Ransomware — Pirates want your phone

Jon Reid newsroom@thewesternstar.com
Published on June 3, 2014

Ransomware. Even the term lends itself to images of nefarious lurkers in the shadows, waiting for the ideal moment to snatch something you love and force you to pay dearly for its return.

Of course it’s also software, so in this case they are holding your data for ransom. More specifically, the data on your smartphone.

On May 27, some iPhone, Mac and iPad users in Australia and the UK suddenly found themselves locked out of their devices. A popup message stated, “Device hacked by Oleg Pliss.” Clicking the message informs the user they need to pay US$100 via PayPal to unlock the device. By Wednesday the issue started popping up in the US.

What makes this ransomware especially ironic? It appears that the hackers gained access to the Apple devices through an official Apple security app that’s free to download called Find my iPhone.
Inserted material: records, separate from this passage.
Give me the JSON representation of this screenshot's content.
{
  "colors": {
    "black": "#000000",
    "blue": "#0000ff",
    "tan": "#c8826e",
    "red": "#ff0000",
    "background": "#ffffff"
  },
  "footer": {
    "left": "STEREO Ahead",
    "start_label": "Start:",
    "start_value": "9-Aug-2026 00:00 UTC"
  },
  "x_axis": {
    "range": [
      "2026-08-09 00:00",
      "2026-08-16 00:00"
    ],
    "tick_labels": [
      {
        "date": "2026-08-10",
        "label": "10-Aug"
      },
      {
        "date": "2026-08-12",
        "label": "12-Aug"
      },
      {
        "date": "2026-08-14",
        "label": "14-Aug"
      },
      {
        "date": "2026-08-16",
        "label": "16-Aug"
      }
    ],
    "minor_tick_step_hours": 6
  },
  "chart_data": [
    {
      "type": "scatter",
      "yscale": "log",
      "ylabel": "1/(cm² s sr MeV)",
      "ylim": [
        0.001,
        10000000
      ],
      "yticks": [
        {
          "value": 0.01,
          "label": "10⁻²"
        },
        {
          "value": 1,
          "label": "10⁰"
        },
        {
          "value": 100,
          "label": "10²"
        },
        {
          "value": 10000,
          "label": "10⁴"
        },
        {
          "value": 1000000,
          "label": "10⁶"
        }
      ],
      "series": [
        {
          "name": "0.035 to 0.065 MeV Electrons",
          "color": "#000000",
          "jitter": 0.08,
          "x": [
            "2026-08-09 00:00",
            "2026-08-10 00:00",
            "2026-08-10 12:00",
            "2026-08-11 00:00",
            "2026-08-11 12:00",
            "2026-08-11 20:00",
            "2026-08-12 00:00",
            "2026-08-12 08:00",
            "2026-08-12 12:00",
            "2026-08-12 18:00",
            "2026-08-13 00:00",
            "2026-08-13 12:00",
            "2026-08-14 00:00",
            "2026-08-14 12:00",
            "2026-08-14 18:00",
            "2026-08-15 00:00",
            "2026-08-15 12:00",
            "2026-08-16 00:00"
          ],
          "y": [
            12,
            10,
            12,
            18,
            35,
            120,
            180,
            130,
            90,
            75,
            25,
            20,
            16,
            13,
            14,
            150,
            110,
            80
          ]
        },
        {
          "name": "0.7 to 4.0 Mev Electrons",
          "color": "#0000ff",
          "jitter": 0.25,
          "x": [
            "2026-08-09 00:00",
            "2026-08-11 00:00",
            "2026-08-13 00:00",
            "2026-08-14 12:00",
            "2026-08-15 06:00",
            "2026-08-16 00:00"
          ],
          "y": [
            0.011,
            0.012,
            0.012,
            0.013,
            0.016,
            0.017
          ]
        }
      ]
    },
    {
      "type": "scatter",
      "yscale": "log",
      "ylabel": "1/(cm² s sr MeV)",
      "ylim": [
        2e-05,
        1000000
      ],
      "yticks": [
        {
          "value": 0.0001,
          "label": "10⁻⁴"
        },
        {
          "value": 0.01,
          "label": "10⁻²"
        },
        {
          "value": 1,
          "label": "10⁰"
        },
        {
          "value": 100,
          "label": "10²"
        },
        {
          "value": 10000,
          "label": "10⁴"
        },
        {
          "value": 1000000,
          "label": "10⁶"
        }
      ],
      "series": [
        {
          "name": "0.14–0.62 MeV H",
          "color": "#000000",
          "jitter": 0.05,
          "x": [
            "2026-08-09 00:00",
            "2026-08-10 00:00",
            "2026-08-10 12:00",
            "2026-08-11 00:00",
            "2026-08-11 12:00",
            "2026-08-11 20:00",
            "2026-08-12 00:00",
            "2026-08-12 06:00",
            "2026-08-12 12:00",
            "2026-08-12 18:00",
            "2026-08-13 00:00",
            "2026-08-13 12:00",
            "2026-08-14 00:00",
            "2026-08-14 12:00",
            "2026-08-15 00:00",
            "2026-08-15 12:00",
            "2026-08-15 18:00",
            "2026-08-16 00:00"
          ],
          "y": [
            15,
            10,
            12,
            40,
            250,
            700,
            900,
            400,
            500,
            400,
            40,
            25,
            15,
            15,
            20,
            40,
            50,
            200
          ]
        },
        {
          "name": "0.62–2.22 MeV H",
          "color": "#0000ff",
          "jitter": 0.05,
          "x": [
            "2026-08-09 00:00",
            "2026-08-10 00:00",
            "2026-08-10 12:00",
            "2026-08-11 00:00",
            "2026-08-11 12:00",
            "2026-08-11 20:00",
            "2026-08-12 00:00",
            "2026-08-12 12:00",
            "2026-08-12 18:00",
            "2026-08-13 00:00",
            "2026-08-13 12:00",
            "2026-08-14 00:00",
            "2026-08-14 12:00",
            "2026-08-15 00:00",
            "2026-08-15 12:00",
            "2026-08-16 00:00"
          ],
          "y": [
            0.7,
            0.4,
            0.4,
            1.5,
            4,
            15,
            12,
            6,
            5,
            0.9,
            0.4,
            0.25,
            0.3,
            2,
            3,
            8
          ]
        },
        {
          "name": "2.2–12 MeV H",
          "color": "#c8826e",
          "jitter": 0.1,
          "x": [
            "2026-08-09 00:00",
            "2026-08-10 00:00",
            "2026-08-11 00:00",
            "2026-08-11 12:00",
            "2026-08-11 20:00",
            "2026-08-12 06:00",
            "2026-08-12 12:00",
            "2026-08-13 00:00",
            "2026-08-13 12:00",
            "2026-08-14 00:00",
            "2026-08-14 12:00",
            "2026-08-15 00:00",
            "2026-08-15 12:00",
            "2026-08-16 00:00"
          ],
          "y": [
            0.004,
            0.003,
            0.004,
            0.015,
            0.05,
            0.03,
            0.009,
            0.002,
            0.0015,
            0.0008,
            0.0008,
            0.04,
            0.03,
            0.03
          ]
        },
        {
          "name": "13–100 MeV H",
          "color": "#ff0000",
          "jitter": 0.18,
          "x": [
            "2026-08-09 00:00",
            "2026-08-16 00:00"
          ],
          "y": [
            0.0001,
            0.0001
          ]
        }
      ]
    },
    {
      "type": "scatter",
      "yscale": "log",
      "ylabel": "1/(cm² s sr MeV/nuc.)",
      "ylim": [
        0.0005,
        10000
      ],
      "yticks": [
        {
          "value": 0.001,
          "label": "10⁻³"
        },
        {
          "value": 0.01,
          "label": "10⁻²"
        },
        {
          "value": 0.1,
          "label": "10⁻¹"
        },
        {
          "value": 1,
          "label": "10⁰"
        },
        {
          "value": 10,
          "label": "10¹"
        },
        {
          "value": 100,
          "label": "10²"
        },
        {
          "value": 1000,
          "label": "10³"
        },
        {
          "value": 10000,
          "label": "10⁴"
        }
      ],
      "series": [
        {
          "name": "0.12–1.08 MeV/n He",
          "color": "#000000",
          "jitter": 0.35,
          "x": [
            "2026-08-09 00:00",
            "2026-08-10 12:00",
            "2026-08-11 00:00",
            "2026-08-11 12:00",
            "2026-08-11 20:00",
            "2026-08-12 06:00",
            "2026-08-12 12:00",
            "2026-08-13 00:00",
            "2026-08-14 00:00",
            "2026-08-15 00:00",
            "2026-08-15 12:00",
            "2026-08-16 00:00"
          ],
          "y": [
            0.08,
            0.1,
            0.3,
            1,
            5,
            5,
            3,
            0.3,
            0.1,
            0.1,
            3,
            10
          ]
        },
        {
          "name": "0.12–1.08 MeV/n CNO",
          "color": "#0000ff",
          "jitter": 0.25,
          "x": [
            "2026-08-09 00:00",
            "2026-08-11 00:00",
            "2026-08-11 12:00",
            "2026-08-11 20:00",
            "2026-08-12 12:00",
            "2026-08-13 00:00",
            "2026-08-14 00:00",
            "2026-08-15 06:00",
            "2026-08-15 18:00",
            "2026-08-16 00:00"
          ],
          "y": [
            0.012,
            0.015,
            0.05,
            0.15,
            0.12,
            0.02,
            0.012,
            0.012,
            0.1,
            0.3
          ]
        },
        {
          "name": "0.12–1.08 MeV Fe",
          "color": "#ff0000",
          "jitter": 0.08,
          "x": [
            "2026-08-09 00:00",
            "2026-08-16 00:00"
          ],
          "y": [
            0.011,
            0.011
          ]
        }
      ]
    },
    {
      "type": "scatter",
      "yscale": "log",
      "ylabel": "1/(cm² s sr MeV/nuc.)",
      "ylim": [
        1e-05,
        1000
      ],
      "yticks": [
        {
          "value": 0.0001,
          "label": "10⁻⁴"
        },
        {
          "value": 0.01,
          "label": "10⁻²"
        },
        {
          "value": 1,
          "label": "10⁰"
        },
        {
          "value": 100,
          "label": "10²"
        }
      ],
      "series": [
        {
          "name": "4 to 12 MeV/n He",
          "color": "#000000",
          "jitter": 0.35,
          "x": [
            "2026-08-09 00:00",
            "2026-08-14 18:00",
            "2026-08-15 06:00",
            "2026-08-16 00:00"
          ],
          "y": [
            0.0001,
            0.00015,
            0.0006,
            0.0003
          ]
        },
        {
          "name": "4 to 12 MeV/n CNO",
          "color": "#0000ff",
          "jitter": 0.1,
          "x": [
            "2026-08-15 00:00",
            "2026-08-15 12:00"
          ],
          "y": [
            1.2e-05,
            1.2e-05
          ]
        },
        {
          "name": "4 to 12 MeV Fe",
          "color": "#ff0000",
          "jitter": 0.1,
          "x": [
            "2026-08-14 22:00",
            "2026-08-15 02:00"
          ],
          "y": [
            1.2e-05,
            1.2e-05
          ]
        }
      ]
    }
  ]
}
One of the key features, Lost Mode, lets the user lock their phone, flagging it as lost or stolen. The device then requires a passcode to unlock. The makers of the ransomware leveraged this feature to remotely lock a series of phones.

You have to wonder if a follow up ransom demand will be forthcoming threatening the other Find My iPhone feature, Erase, deleting all content and settings.

Unfortunately, if you’re a victim of this ransomware the best option will likely end up wiping your phone anyway. Employees of the Apple store recommended to CBS that anyone affected should bring their phones in to be unlocked. Well, unlocked is a kind term, wiped and factory reset is more accurate.


Due to stolen passwords

How did this security feature turn into an attack vector for data kidnappers? Apple’s official release states its Internet backup and information sharing service, iCloud, is secure and the attacks are entirely due to stolen passwords.

Some say the recent massive password breach at eBay is a likely culprit. Why? Because, despite a never ending stream of warnings, most of us still use the same password or two across multiple online services. A single breach in any of the services you use can give hackers access to others. Especially if they can access your email.

Once there it’s just a matter of searching by keyword to see what other services you have, look up the account names, and even if you’ve used a different password, send a password reset request to the email they are already accessing.

Don’t get the idea that only iPhones are vulnerable to ransomware either. Android and Windows users have had their share as well.

Most recently, there have been reports that a version of the Koler ransomware is popping up on Android phones.

Koler uses a slightly different approach. Rather than simply denying you access to your phone, it implies that you have illegal content on your phone and that authorities will open a criminal case against you unless you pay a fine.

The difference here is that the Koler ransomware requires you to be tricked into downloading it first. The iPhone ransomware scam can happen without any malware, someone just needs access to your iCloud password.


Ducking responsibility

Still, it feels like Apple is just ducking responsibility here. Password breaches are a fact of life, becoming more and more common.

And online services are becoming less of a convenience and more of a necessity. Isn’t it time that extra measures were put in place to help protect people that are clearly unable, and in some case just unwilling, to protect themselves?

Even something as simple as a PIN number that isn’t stored on iCloud. If you aren’t 100 per cent certain that your Apple passwords are secure (admit it, you aren’t) then disable the Find My iPhone feature immediately. It’s just not worth the risk.

For the record, I’ll give you the talk that you’ve heard a million times once more. Back up all of your devices early and often. Make those passwords as secure as possible and use different passwords everywhere.


Jon Reid is an IT professional working in Corner Brook. His column appears every other Tuesday in The Western Star.